PdPSe: Component‐Fusion‐Based Topology Designer of Two‐Dimensional Semiconductor

Novel 2D semiconductors play an increasingly important role in modern nanoelectronics and optoelectronics. Herein, a novel topology designer based on component fusion is introduced, featured by the submolecular component integration and properties inheritance. As expected, a new air‐stable 2D semiconductor PdPSe with a tailored puckered structure is successfully designed and synthesized via this method. Notably, the monolayer of PdPSe is constructed by two sublayers via PP bonds, different from 2D typical transition metal materials with sandwich‐structured monolayers. With the expected orthorhombic symmetry and intralayer puckering, PdPSe displays a strong Raman anisotropy.
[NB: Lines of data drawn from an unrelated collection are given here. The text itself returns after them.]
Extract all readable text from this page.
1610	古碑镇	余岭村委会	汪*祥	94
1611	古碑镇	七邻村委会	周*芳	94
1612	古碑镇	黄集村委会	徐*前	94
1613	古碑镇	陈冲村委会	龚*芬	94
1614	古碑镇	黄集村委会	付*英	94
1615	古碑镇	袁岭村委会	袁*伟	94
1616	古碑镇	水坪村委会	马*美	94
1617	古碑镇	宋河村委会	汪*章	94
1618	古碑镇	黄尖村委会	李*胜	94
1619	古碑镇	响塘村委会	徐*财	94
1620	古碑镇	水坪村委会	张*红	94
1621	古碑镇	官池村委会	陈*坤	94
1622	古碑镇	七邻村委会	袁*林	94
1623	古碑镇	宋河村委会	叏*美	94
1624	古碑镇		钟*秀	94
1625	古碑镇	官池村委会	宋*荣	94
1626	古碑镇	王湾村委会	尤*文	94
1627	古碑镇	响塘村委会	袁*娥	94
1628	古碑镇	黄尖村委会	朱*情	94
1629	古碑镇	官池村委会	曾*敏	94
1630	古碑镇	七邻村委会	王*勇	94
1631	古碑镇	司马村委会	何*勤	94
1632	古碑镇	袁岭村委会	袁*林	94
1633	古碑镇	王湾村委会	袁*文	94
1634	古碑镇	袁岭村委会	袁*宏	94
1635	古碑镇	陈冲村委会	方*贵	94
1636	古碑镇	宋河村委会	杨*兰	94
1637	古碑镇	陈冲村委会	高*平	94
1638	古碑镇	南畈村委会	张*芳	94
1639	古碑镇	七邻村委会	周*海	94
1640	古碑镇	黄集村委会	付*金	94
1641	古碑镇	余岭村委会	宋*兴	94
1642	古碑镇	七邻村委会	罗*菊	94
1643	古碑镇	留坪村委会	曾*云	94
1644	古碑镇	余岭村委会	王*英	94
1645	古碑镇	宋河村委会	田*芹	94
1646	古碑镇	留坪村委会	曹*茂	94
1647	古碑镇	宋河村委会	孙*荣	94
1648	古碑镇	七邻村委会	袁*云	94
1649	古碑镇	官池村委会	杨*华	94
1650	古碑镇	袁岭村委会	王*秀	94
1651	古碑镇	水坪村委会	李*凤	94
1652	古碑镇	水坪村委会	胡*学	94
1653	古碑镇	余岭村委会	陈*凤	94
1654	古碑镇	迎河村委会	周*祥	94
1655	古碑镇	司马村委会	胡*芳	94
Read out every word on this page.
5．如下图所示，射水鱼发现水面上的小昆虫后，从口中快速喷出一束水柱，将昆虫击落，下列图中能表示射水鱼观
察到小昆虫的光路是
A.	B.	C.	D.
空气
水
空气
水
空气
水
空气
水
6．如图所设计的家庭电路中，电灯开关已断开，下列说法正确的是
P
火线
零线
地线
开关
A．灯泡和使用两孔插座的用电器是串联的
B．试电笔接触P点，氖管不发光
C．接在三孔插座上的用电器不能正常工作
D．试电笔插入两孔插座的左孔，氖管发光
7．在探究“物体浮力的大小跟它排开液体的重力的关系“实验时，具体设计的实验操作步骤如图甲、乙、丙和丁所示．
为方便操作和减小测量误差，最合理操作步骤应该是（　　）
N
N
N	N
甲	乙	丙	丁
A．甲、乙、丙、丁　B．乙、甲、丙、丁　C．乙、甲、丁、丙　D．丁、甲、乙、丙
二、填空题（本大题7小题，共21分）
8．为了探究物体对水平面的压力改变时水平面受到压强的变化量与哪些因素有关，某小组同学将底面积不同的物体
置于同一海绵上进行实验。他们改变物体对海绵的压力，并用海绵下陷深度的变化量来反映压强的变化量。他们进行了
The field‐effect transistors and photodetectors based on few‐layer PdPSe demonstrate good electronic properties with high carrier mobility of ≈35 cm 2  V −1  s −1 and a high on/off ratio of 10 6 , as well as excellent optoelectronic performance, including high photoresponsivity, photogain, and detectivity with values up to 1.06 × 10 5  A W −1 , 2.47 × 10 7 %, and 4.84 × 10 10  Jones, respectively. These results make PdPSe a promising air‐stable 2D semiconductor for various electronic and optoelectronic applications. This work suggests that the component‐fusion‐based topology designer is a novel approach to tailor 2D materials with expected structures and interesting properties.